![What will be the impact of Trump’s trade war? | Explained](https://th-i.thgim.com/public/incoming/gn7hju/article69191239.ece/alternates/LANDSCAPE_1200/Trump_USAID_Russia_Belarus_39870.jpg)
What will be the impact of Trump’s trade war? | Explained
The Hindu
US President Donald Trump's tariff plan to curb illegal migration and drugs sparks global trade tensions, risking inflation and economic growth.
The story so far: U.S. President Donald Trump has sought to deliver, in the early days of his second term in office, on his most vociferous campaign promise — to slap a range of the U.S.’s trading partners with significant tariffs in a bid to tamp down on undocumented migrant and illicit drug inflows, while presumably incentivising companies to favour creating jobs on U.S. soil. His administration’s initial action in the space, to use executive orders to impose a 25% tariff on Canadian and Mexican goods and a 10% tax on energy products from Canada and a wide range of goods from China, roiled stock markets across the world, especially in Asia.
Editorial | Tariff turmoil: on Trump and punishing tariffs on trade
As Beijing vowed to file a lawsuit with the World Trade Organization against the U.S. for “wrongful practice” and Ottawa and Mexico City announced plans for retaliatory tariffs, Mr. Trump appeared to back down from his position. Following discussions with Mexican President Claudia Sheinbaum and Canadian officials, Mr. Trump said the White House had agreed to “pause” the tariff action for a month in the wake of Mexico committing 10,000 National Guard troops to man its northern border and a longer-term bilateral deal in the works. Similarly, a 30-day pause on tariff action would be applied to Canada given its Prime Minister Justin Trudeau’s commitment to “work together” as his government sought to appoint “a fentanyl czar, list Mexican cartels as terrorist groups and launch a Canada-U.S. Joint Strike Force to combat organised crime, fentanyl and money laundering.”

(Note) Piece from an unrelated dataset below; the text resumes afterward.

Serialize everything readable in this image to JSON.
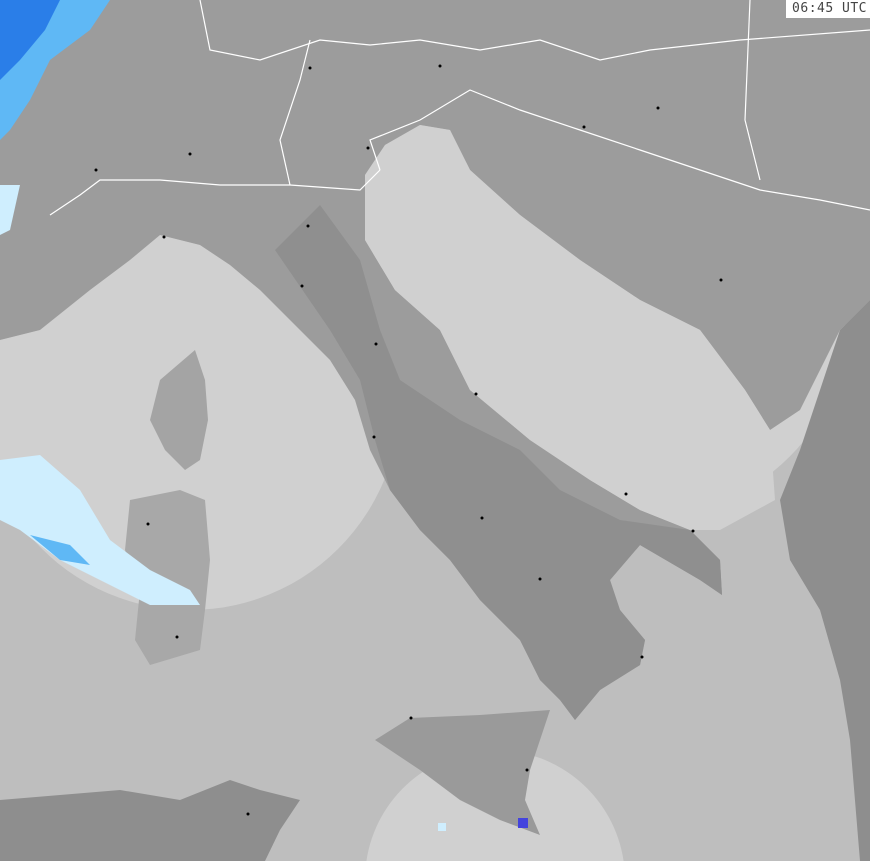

While the tariffs on Chinese goods are in force, Mr. Trump temporarily exempted small-value packages imported from there after the U.S. postal service was plunged into chaos as it struggled to deal with new regulations.
Although in the traditional macroeconomic policy context, tariffs are imposed to rectify trade imbalances due to artificial price barriers, the justification given by the Trump White House for their tariff plan was that it would address the “national emergency” resulting from “the extraordinary threat posed by illegal aliens and drugs, including deadly fentanyl.”
This expansive reasoning for imposing tariffs across the board potentially risks blowback from other nations’ inevitable retaliatory tariffs. The resulting trade war could seriously dampen world trade at a precarious time for global economic growth prospects. The irony is that escalating tit-for-tat tariffs will likely exert strong upward pressure on the prices that U.S. consumers pay for imported products, and ignite a broader inflationary trend through higher input prices across industries.
The second cause for concern of the Trump administration’s tariff plan is that it tacitly endorses the weaponisation of tariffs as a countermeasure against unrelated inter-country disputes — in this case the inflow of unsanctioned migration and illegal drugs — rather than rely on traditional law enforcement activity to ensure less porous borders.